As we're nearing the fresh asparagus season here in the uk I thought I'd share my favourite asparagus recipe:

8-10 thin stalks of asparagus,
2-3 rashers of bacon
2 eggs
Your choice of bread

fry the bacon to your liking for a normal bacon sandwich, at the same time boil the asparagus til it yields to the bite. chop asparagus into 1 inch lengths and put a layer of bacon and then asparagus on a thick cut round of buttered bread.
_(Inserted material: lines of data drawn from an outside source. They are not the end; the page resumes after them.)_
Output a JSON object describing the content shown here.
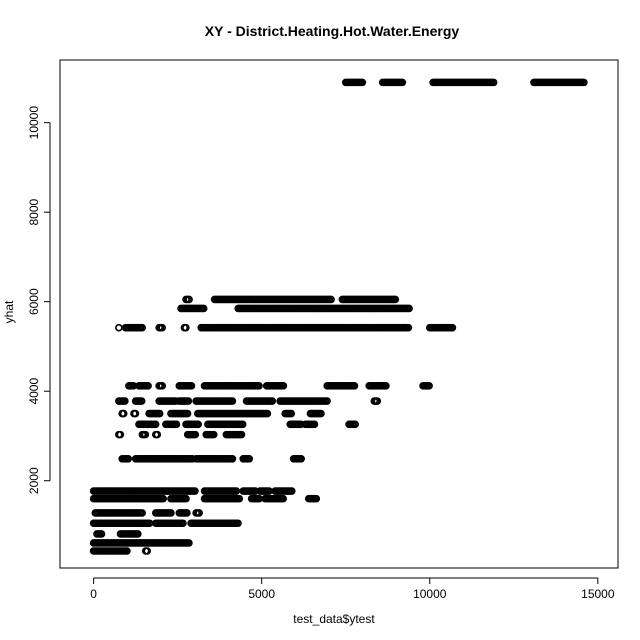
{
  "chart_data": {
    "type": "scatter",
    "title": "XY - District.Heating.Hot.Water.Energy",
    "xlabel": "test_data$ytest",
    "ylabel": "yhat",
    "xlim": [
      -1000,
      15600
    ],
    "ylim": [
      50,
      11400
    ],
    "xticks": [
      0,
      5000,
      10000,
      15000
    ],
    "yticks": [
      2000,
      4000,
      6000,
      8000,
      10000
    ],
    "grid": false,
    "marker": "open-circle",
    "color": "#000000",
    "bands": [
      {
        "y": 10900,
        "segments": [
          [
            7500,
            8000
          ],
          [
            8600,
            9200
          ],
          [
            10100,
            11900
          ],
          [
            13100,
            14600
          ]
        ]
      },
      {
        "y": 6050,
        "segments": [
          [
            2750,
            2850
          ],
          [
            3600,
            7100
          ],
          [
            7400,
            9000
          ]
        ]
      },
      {
        "y": 5850,
        "segments": [
          [
            2600,
            3300
          ],
          [
            4300,
            9400
          ]
        ]
      },
      {
        "y": 5420,
        "segments": [
          [
            750,
            750
          ],
          [
            950,
            1450
          ],
          [
            1950,
            2050
          ],
          [
            2700,
            2750
          ],
          [
            3200,
            9400
          ],
          [
            10000,
            10700
          ]
        ]
      },
      {
        "y": 4120,
        "segments": [
          [
            1050,
            1200
          ],
          [
            1350,
            1650
          ],
          [
            1950,
            2050
          ],
          [
            2550,
            2950
          ],
          [
            3300,
            4950
          ],
          [
            5150,
            5650
          ],
          [
            6950,
            7800
          ],
          [
            8200,
            8700
          ],
          [
            9800,
            10000
          ]
        ]
      },
      {
        "y": 3780,
        "segments": [
          [
            750,
            950
          ],
          [
            1250,
            1450
          ],
          [
            1950,
            2450
          ],
          [
            2550,
            2850
          ],
          [
            3050,
            4150
          ],
          [
            4550,
            5350
          ],
          [
            5550,
            6950
          ],
          [
            8350,
            8450
          ]
        ]
      },
      {
        "y": 3500,
        "segments": [
          [
            850,
            900
          ],
          [
            1200,
            1250
          ],
          [
            1650,
            2000
          ],
          [
            2300,
            2800
          ],
          [
            3100,
            5200
          ],
          [
            5700,
            5900
          ],
          [
            6450,
            6800
          ]
        ]
      },
      {
        "y": 3260,
        "segments": [
          [
            1350,
            1850
          ],
          [
            2150,
            2500
          ],
          [
            2750,
            3150
          ],
          [
            3400,
            4450
          ],
          [
            5850,
            6200
          ],
          [
            6300,
            6600
          ],
          [
            7600,
            7800
          ]
        ]
      },
      {
        "y": 3030,
        "segments": [
          [
            750,
            800
          ],
          [
            1450,
            1550
          ],
          [
            1850,
            1900
          ],
          [
            2800,
            3050
          ],
          [
            3350,
            3600
          ],
          [
            3950,
            4400
          ]
        ]
      },
      {
        "y": 2490,
        "segments": [
          [
            850,
            1050
          ],
          [
            1250,
            1950
          ],
          [
            1950,
            2950
          ],
          [
            3050,
            4150
          ],
          [
            4450,
            4650
          ],
          [
            5950,
            6200
          ]
        ]
      },
      {
        "y": 1770,
        "segments": [
          [
            0,
            3050
          ],
          [
            3300,
            4250
          ],
          [
            4450,
            4850
          ],
          [
            4950,
            5250
          ],
          [
            5400,
            5900
          ]
        ]
      },
      {
        "y": 1600,
        "segments": [
          [
            0,
            2100
          ],
          [
            2300,
            2750
          ],
          [
            3300,
            4350
          ],
          [
            4700,
            4950
          ],
          [
            5100,
            5650
          ],
          [
            6400,
            6650
          ]
        ]
      },
      {
        "y": 1280,
        "segments": [
          [
            50,
            1450
          ],
          [
            1850,
            2300
          ],
          [
            2550,
            2800
          ],
          [
            3050,
            3150
          ]
        ]
      },
      {
        "y": 1050,
        "segments": [
          [
            0,
            1700
          ],
          [
            1850,
            2700
          ],
          [
            2900,
            4300
          ]
        ]
      },
      {
        "y": 810,
        "segments": [
          [
            100,
            250
          ],
          [
            800,
            950
          ],
          [
            1000,
            1350
          ]
        ]
      },
      {
        "y": 610,
        "segments": [
          [
            0,
            2850
          ]
        ]
      },
      {
        "y": 430,
        "segments": [
          [
            0,
            1000
          ],
          [
            1550,
            1600
          ]
        ]
      }
    ]
  }
}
Scramble the eggs and spread on top of the sandwich before topping it with pepper and your final slice of bread. 

A heavenly brunch especially if you've picked the asparagus that morning - anyone else got an asparagus recipe to share? (we've got a whole bed of the stuff to eat


----------



## jzone (Oct 7, 2004)

Just starting the season here in Vancouver BC (Can) as well. My two current favs are

1) Aparagus with mustard butter. 
For the butter you can experiment with quantities but usually do about a 1/2 pound (1/4 kilo) of butter, softened and mix in 3 or 4 different mustards and some rice wine vinegar plus salt and pepper and freeze it into a tube in plastic wrap. something like a couple tbspns of dijon, some german grainy, dry keens and maybe some hot dog mustard.
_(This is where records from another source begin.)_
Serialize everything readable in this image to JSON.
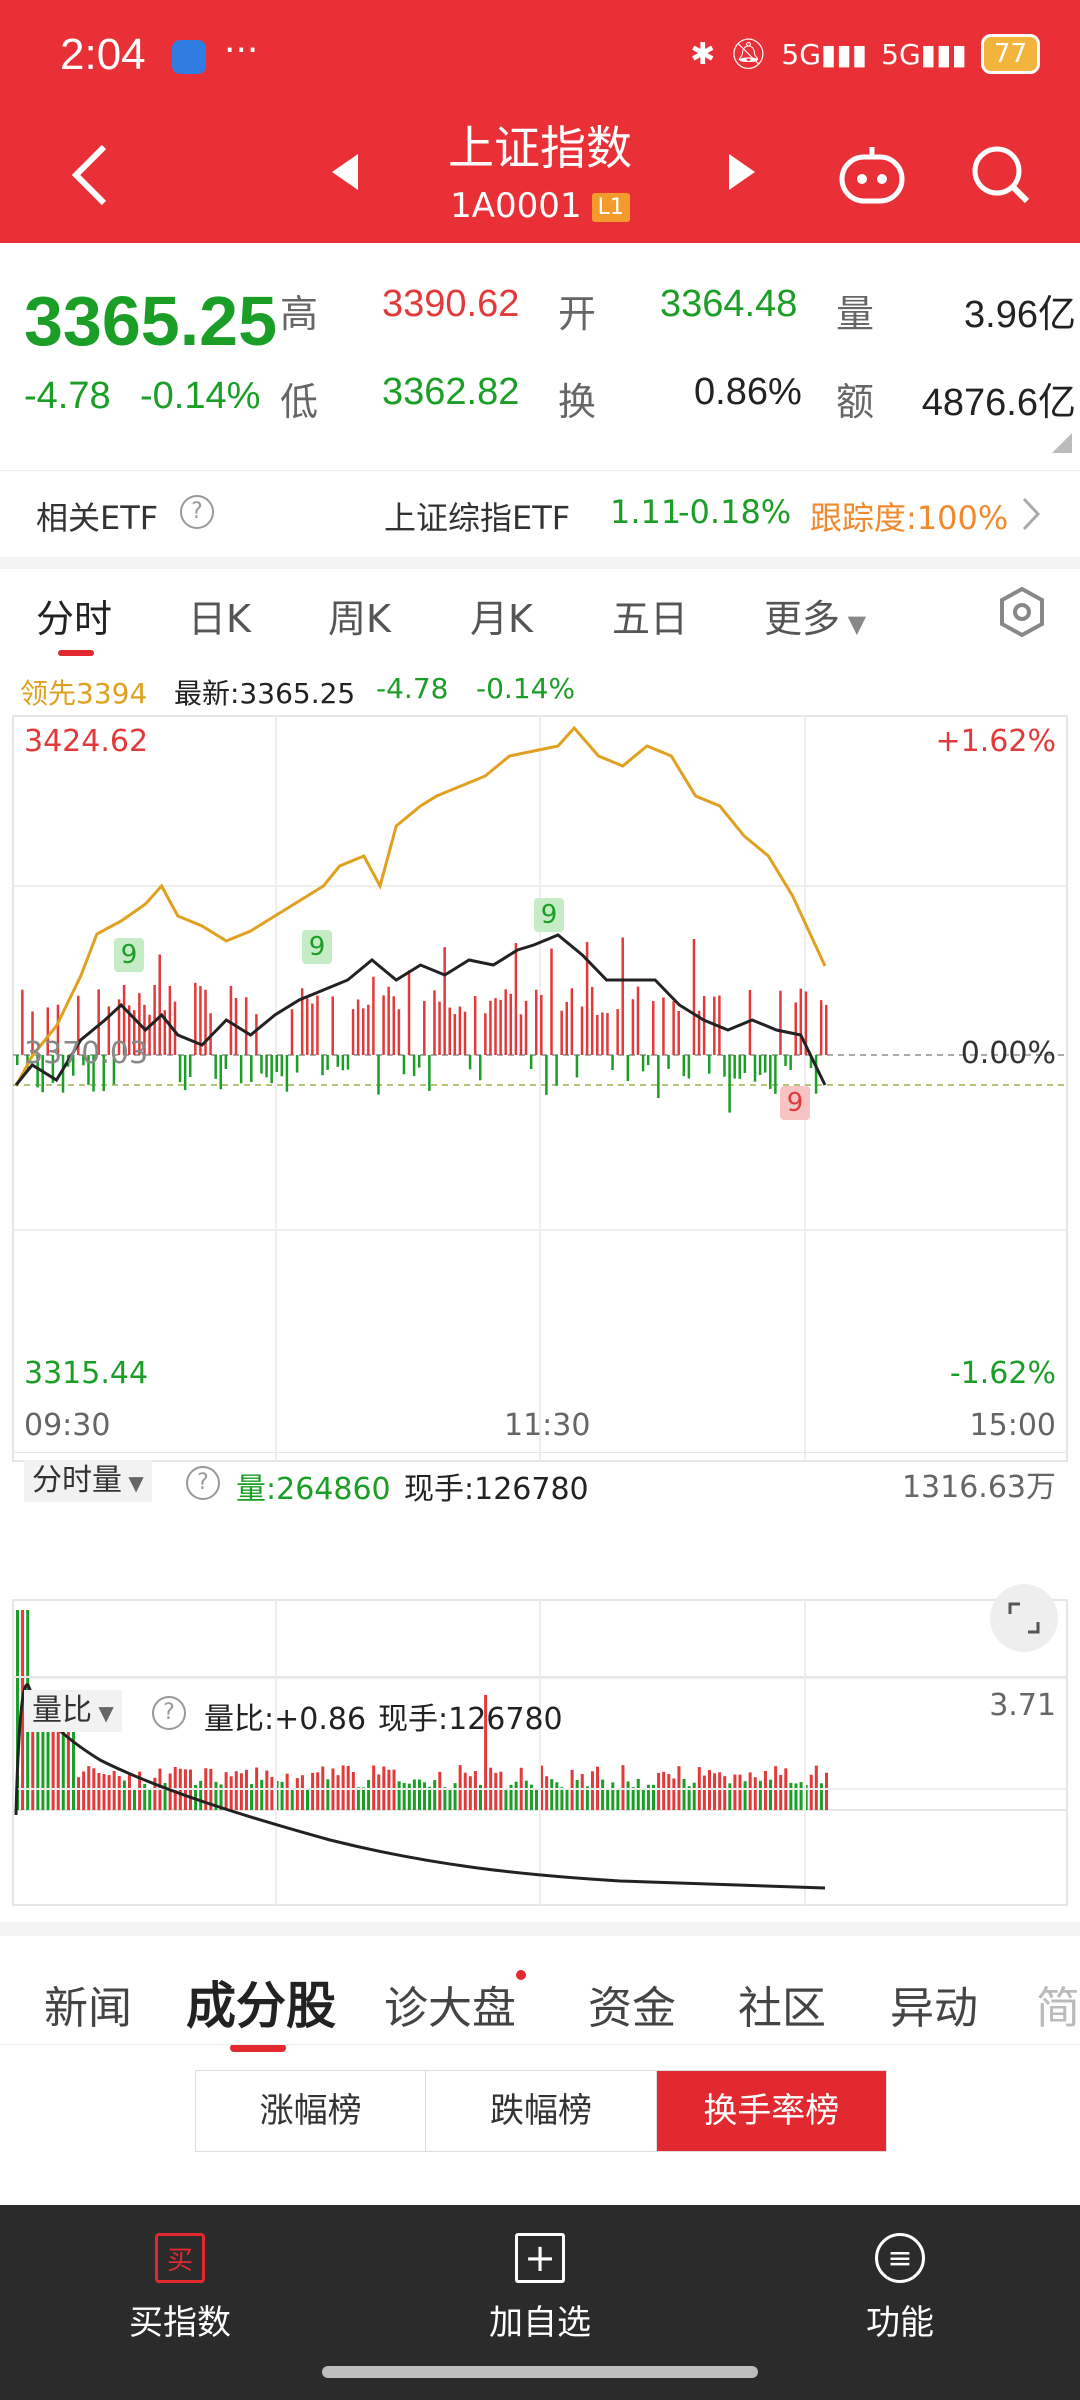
{
  "status": {
    "time": "2:04",
    "battery": "77"
  },
  "header": {
    "title": "上证指数",
    "code": "1A0001",
    "level": "L1"
  },
  "quote": {
    "price": "3365.25",
    "change": "-4.78",
    "change_pct": "-0.14%",
    "high_label": "高",
    "high": "3390.62",
    "open_label": "开",
    "open": "3364.48",
    "vol_label": "量",
    "vol": "3.96亿",
    "low_label": "低",
    "low": "3362.82",
    "turn_label": "换",
    "turn": "0.86%",
    "amt_label": "额",
    "amt": "4876.6亿"
  },
  "etf": {
    "label": "相关ETF",
    "name": "上证综指ETF",
    "price": "1.11",
    "pct": "-0.18%",
    "track": "跟踪度:100%"
  },
  "tabs": [
    "分时",
    "日K",
    "周K",
    "月K",
    "五日",
    "更多"
  ],
  "chart": {
    "legend_leader": "领先3394",
    "legend_latest": "最新:3365.25",
    "legend_change": "-4.78",
    "legend_pct": "-0.14%",
    "y_top": "3424.62",
    "y_bottom": "3315.44",
    "y_mid": "3370.03",
    "pct_top": "+1.62%",
    "pct_mid": "0.00%",
    "pct_bottom": "-1.62%",
    "time_start": "09:30",
    "time_mid": "11:30",
    "time_end": "15:00",
    "signal_9": "9"
  },
  "volume": {
    "label": "分时量",
    "vol": "量:264860",
    "hand": "现手:126780",
    "max": "1316.63万"
  },
  "ratio": {
    "label": "量比",
    "ratio": "量比:+0.86",
    "hand": "现手:126780",
    "max": "3.71"
  },
  "bottom_tabs": [
    "新闻",
    "成分股",
    "诊大盘",
    "资金",
    "社区",
    "异动",
    "简"
  ],
  "segments": [
    "涨幅榜",
    "跌幅榜",
    "换手率榜"
  ],
  "nav": {
    "buy": "买指数",
    "buy_icon": "买",
    "add": "加自选",
    "func": "功能"
  },
  "colors": {
    "brand": "#ea3037",
    "up": "#e23a3a",
    "down": "#1a9e26",
    "leader": "#e0a020"
  }
}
Just steam or boild the asparagus and serve with the mustard butter on top. goes amazing with steak au poive.

2) BBQ asparagus.
I use different marinade with this. Asian is usually my preference (soy, sesame oil, ginger, tamarind etc.) but just salt and pepper with olive oil or seasoned salts work great too.
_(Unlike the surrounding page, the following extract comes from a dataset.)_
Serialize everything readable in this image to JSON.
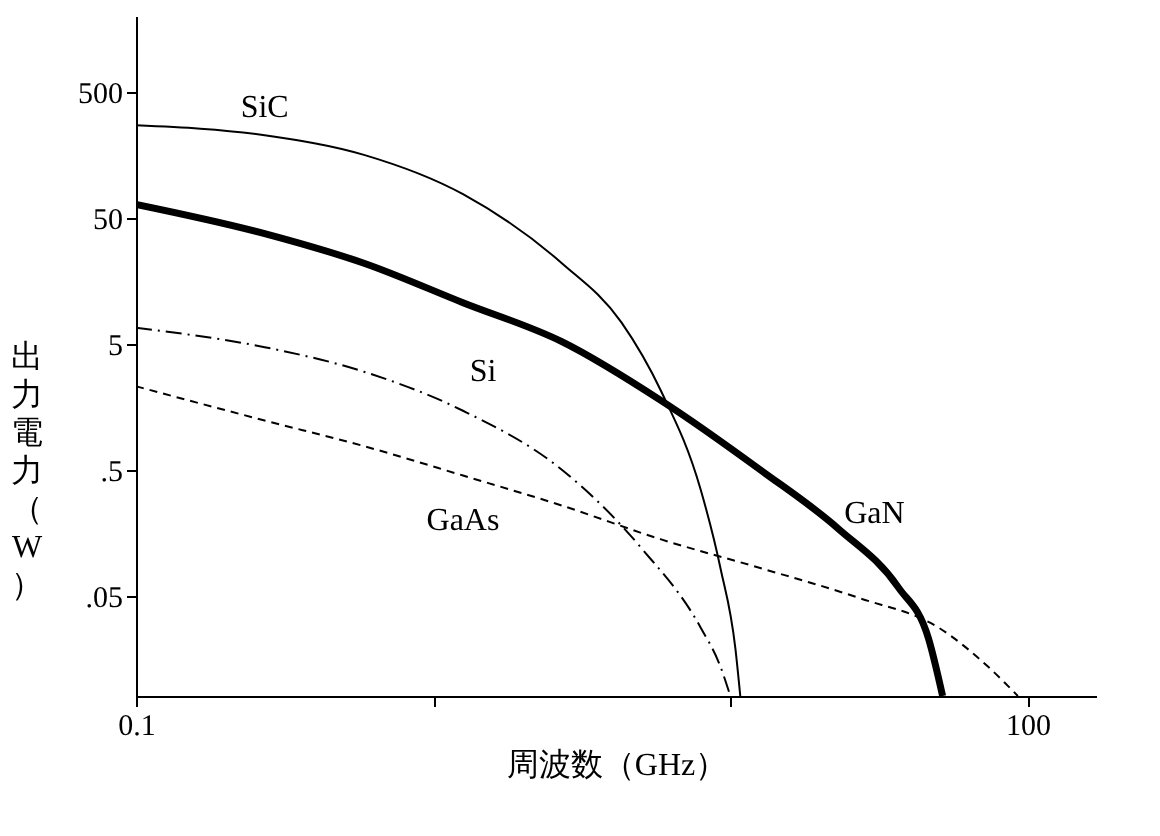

I general I tend to add asparagus to everything this time of year. Pasta sauces, stir fries, salads etc.

Enjoy.
Jason


----------



## porkchops (Mar 23, 2005)

So far I haven't found anything more heavenly than asparagus broiled with a little sea salt and olive oil. Just let it get a little bit brown and withered.

yum.


----------



## gym30 (May 12, 2006)

If you love Asparagus, try this one..... it is on a french website called cuisimages.this web site is with a lot of pictures showing the recipes step by step. The good news that it is translated in english version. 
I tried it and it is very good and my friends were very impressed.
http://www.cuisimages.com/EN/en_pdf/...andaise_en.pdf.

Don't miss it.


----------



## mezzaluna (Aug 29, 2000)

Welcome to Chef Talk, Gym30. Please tell us a bit about yourself in the Welcome Forum. We'd like to give you a proper greeting.

As for asparagus- I like the fatter stalks better than the pencil-thin ones. I think they're sweeter and hold up to grilling/roasting better than the skinny ones. My quick fix is to slice them on the diagonal into 1" thick slices, toss them in a microwave casserole with about 2 tablespoons of water, and microwave them for about 5 minutes. Then I can dress them with a light lemon vinaigrette, some parmesan cheese or toss them with butter and a seasoning called Aromat. :lips:


----------



## cjdacook (Apr 5, 2006)

Other than oven roasting with olive oil and a little balsamic, then finished with a sprinkling of parm, this is my favorite - if you also like salmon!!

Salmon with Roasted Asparagus and Lemon-Caper Sauce

Preheat oven to 450.
Arrange ~1 lb. asparagus, trimmed, on a rimmed baking sheet.
Drizzle with 1 T. e-v. olive oil and turn the asparagus to coat.
Sprinkle w/salt & pepper.

Place salmon on top of asparagus; sprinkle w/salt & pepper.
Roast till salmon is just opaque in center, ~20 min.
Transfer asparagus and salmon to a platter. Spoon the sauce (below) over. Makes 4 servings.

Lemon-Caper Sauce
Mix together:
2 T. fresh lemon juice
2 T. minced red onion
1 T. olive oil
1 T. drained capers, chopped
1 tsp. chopped fresh thyme 
1/2 tsp. lemon zest (I use almost the entire lemon's zest)


----------